We're not necessarily better nowadays than people were 600 years ago; there's just a massive gulf of time between them and us and little information that made it through. So instead of trying in vain to accurately reconstruct what they did, we focus on what works nowadays, which we can actually get actionable feedback on.

I think the “better fencers” theory makes the most sense. Swordsmanship was the job of a class of people, and you’d to some degree just pick things up from being around swordsmen training. The other thing is that you wouldn’t necessarily want to create a book for your school that gives everything away, as rivals can use that to train countermeasures against your school of fencing.

And even beyond that, we do not always know for sure what type of fighting a given source describes. It could be for war, for self-defence, for regulated judicial duels, for nonlethal competition...

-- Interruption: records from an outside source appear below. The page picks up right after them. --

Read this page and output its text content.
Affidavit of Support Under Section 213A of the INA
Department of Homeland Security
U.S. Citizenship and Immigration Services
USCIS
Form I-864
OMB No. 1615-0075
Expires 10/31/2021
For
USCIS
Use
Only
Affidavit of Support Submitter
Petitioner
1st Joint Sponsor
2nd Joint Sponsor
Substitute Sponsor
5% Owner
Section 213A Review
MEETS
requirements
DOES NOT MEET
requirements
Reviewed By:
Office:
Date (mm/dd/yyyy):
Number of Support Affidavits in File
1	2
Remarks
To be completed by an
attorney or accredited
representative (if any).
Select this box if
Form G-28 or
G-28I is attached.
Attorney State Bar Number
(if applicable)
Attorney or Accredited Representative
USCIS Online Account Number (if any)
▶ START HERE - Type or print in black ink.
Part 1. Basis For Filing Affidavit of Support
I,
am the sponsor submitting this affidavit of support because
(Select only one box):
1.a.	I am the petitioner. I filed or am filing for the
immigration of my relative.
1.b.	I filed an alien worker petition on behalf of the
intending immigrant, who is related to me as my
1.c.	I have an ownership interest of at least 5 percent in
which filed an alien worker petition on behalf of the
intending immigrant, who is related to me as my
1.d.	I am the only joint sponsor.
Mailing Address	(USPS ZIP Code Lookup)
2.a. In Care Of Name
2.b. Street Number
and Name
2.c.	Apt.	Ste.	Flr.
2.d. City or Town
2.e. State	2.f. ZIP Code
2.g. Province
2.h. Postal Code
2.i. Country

And even beyond that, we don't know what the informal rules or social prestige goals were within those situations! There was a point made in a BJJ podcast I was listening to recently, that there’s a popular meme that there are “no rules” in street fights (or bar fights or whatever term you prefer). But for the most part, actual people who engage in fights are typically restrained by legal codes and social restraints. The French tradition of Savate, which in Marseille developed among sailors, consisted primarily of slaps and kicks because the law at the time considered using a closed fist strike a deadly weapon, while slaps and kicks were punished more lightly. There are also social rules: most of us in middle or high school would have agreed that if you got into a fight it was wrong to hit the other guy in the balls, and that a guy who did so was kind of a pussy/bad person, so that would be avoided both because of potential social opprobrium and to demonstrate one's courage and toughness. Similarly we can have social goals, like puncicate, the Italian soccer ultra tradition of stabbing opposing fans in the ass, which dates back to medieval first blood duels where stabbing your opponent in the ass was difficult and showed skill. Traditions like counting coup among the Plains Indians were common examples where even in war, actions are optimized for social prestige rather than deadly effectiveness. And even within a regulated and ruthlessly competitive sport like American football you see a team like my Philadelphia Eagles innovating on the Brotherly Shove, and a lot of teams refuse to use the play and criticize it for being distasteful, unaesthetic, a “rugby play” rather than a football play.

All sports start as a way to demonstrate some trait, strength or toughness or grace or speed or skill. And often the process of developing competitive strategies leads to situations where those traits aren't demonstrated in the same way, or entirely different traits end up being demonstrated.